I just heard this on the news. I'm not a country music fan by any means, but his _Galveston_ was one of the first songs I ever heard and really listened to (all the way in the North of England!).


----------



## regenmusic (Oct 23, 2014)

Really love the song Wichita Lineman.





Glen Campbell - Wichita Lineman

It's unique that a musician's musician becomes such a huge public figure and is known for his singing and personality.


----------



## EddieRUKiddingVarese (Jan 8, 2013)




----------



## Pugg (Aug 8, 2014)

Nice song to remember:

Glen Campbell- Gentle On My Mind


----------



## Strange Magic (Sep 14, 2015)

An all-around good guy--killer session guitarist for years before striking out on his own. I also enjoyed his acting in _True Grit_.
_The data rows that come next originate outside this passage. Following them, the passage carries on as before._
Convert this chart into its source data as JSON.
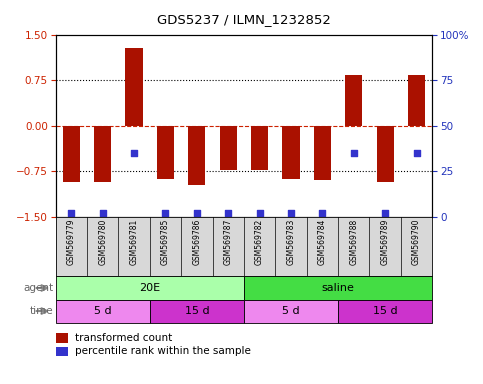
{
  "title": "GDS5237 / ILMN_1232852",
  "samples": [
    "GSM569779",
    "GSM569780",
    "GSM569781",
    "GSM569785",
    "GSM569786",
    "GSM569787",
    "GSM569782",
    "GSM569783",
    "GSM569784",
    "GSM569788",
    "GSM569789",
    "GSM569790"
  ],
  "bar_values": [
    -0.93,
    -0.92,
    1.28,
    -0.87,
    -0.97,
    -0.73,
    -0.72,
    -0.87,
    -0.9,
    0.83,
    -0.92,
    0.83
  ],
  "percentile_values": [
    2,
    2,
    35,
    2,
    2,
    2,
    2,
    2,
    2,
    35,
    2,
    35
  ],
  "bar_color": "#aa1100",
  "dot_color": "#3333cc",
  "ylim": [
    -1.5,
    1.5
  ],
  "y_ticks": [
    -1.5,
    -0.75,
    0,
    0.75,
    1.5
  ],
  "right_yticks": [
    0,
    25,
    50,
    75,
    100
  ],
  "right_ytick_labels": [
    "0",
    "25",
    "50",
    "75",
    "100%"
  ],
  "agent_20E_color": "#aaffaa",
  "agent_saline_color": "#44dd44",
  "time_5d_color": "#ee88ee",
  "time_15d_color": "#cc33cc",
  "legend_bar_label": "transformed count",
  "legend_dot_label": "percentile rank within the sample"
}
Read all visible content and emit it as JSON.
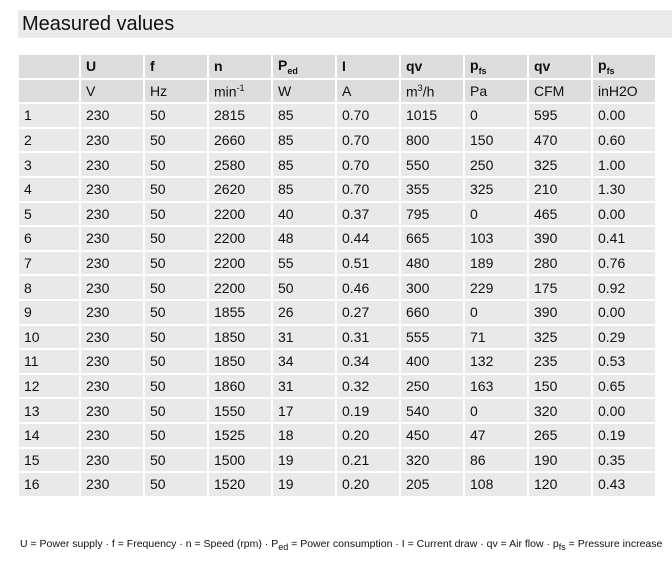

http://www.bbc.com/news/entertainment-arts-40870474


----------



## Art Rock (Nov 28, 2009)

My favourite singer in a genre I don't particularly care for. RIP Glen.


----------



## hpowders (Dec 23, 2013)

EddieRUKiddingVarese said:


>


He was the Witchita Lineman; the lineman for the county.....my favorite.

RIP my good man! :tiphat:


----------



## bharbeke (Mar 4, 2013)

He had so much talent and charm, and he will be missed.


----------



## Vaneyes (May 11, 2010)

Campbell & Tucker, what a duo.

http://www.chicagotribune.com/entertainment/music/ct-tanya-tucker-ott-1030-20151027-column.html


----------



## bharbeke (Mar 4, 2013)

I just found out he was Chanticleer in Rock-a-Doodle. My respect for him went way up.


----------



## Guest (Aug 10, 2017)

Guitarist for the Wrecking Crew whose guitar work appears more songs than most people realize.


----------